It was a Friday, sometime in the month of March 1999, when I got that important call up from the Headquarters of Guinness Ghana Brewery Limited(now Guinness Ghana Limited) to travel to Accra for a training program which was to equip me with the requisite skills for the role of a Sales Executive. Back then, though a fresh collegiate from the finest college on the Hill-Adisadel College, I was not deterred by the fact that the odds were against me. I was not only inexperienced and unqualified, I had barely successfully completed my teenage transitory phase of life.
With few shirts and a pair of denim trousers, I hopped onto a Toyota Hiace mini bus a little after 7pm and journeyed to Accra. It was the days when the road from Cape Coast to Accra was undulating and decorated with potholes so I got to Accra around midnight and sought shelter with a friend somewhere at Achimota Abofu. By Monday morning-which by the way came as quick as though we skipped Saturday and Sunday, I was seated amongst tertiary graduates who were all experienced for the job. Shortlisting after shortlisting, I made it pass all the stages to the very final point when the last task was to bring out the final list.
On the fifth day of the training, we were put in this very cold room with crates of ice cold Guinness drinks prominently plastered on every free space of the floor. Our task was dangerously simple-to drink as much as we could and sit for the last lap of Q&A. It is was at that point that I realized that there was more to the saying *”sharing is caring”*. I learned that at best people could actually share without caring and at worst, share for very mischievous or negative reasons far from caring. Those who freely shared their allocated drinks with others had one agenda-to knock competitors off their feet to ease their way into the final shortlist.
One of the casualties of such sharing without caring happened to be a good friend of mine from Cape Coast. I went to see the bosses and offered to trade my spot for my friend who in my estimation, needed the job more than I did. But my boss(currently a Deputy Minister of Communications) declined the offer and instead reinstated the guy without taking me out.
Over the space of the two scores that I have lived, I have heard many people simply posited that, if one *shares*, surely one *cares*. But that’s not so simple, depending, for one, on what it is you’re sharing. Food, shelter, clothing, your time, your money – those are good sharing examples. But say you share high sugar candy with someone you know is a diabetic – that’s not caring because that action could lead to dire consequences regarding the person’s health and life in general. Another form of negative sharing which doesn’t spring out of caring is the “people pleasing” type which is outwardly egotistical-sharing only with people who due to their circumstances will openly sing your praises.
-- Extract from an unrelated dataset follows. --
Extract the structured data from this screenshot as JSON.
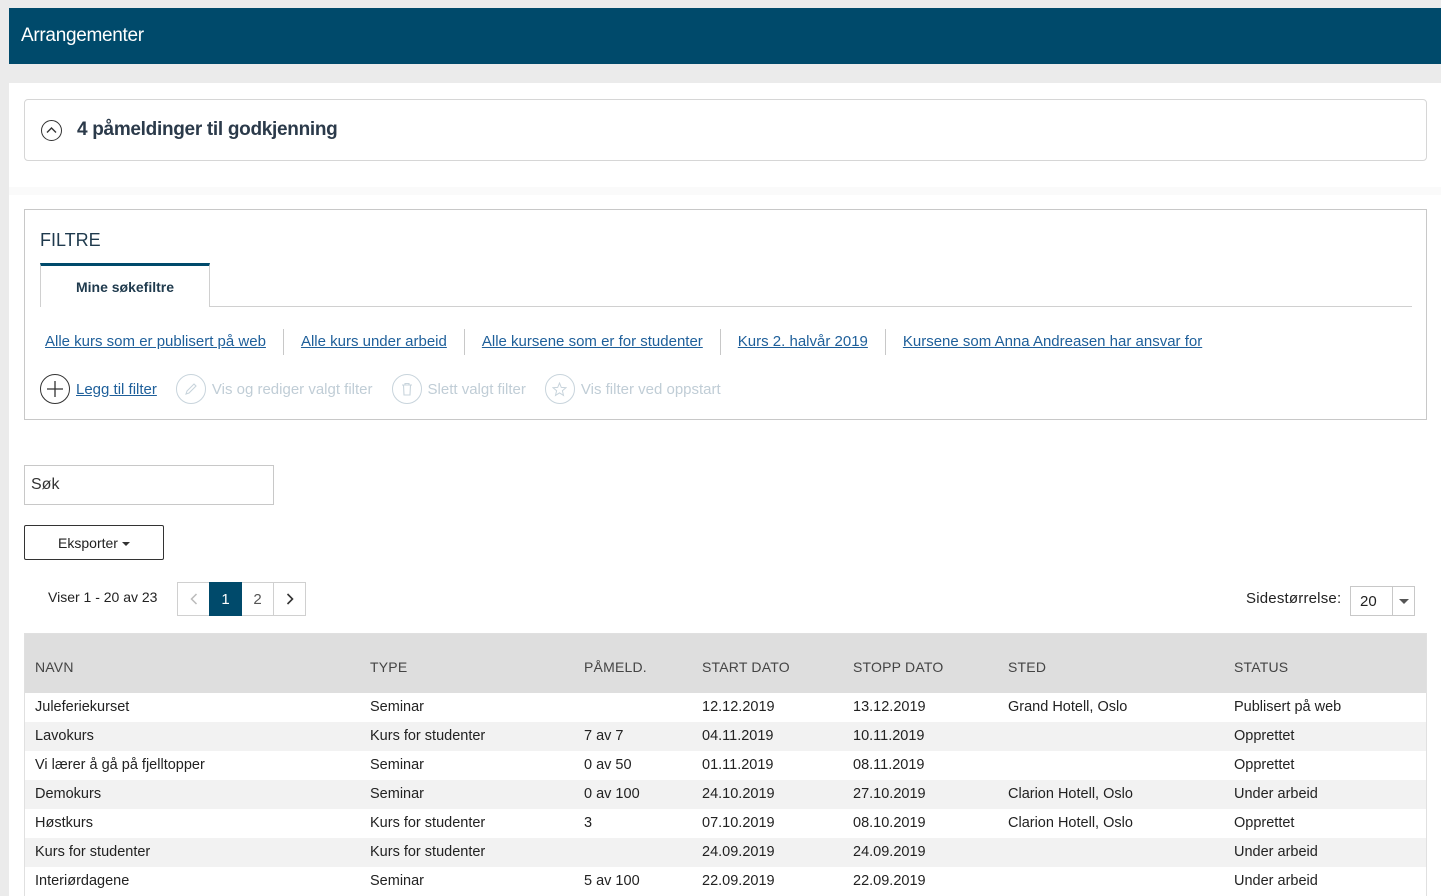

People of this very group will never help anyone who’s managing their situations very well without crawling to their feet for help, but will rather throw tokens at people who should have been empowered to live above tokenism.
Caring however, is meaningless without sharing. Greed is now the driving quality of societies. More and more people have become hoardists, living their future in the present and consciously keeping others in their past. Even those who claim to know God and His blessings thereof when you have cared enough to share, are busily scavenging for wealth and properties they can’t even use in three lifetimes. And yet, they are quick to tell those in need that they would help them with prayers. The irony of The Word!
Sharing is not caring, but caring is sharing! The real altruism means that one gives without any reward from society, including recognition. That’s real caring.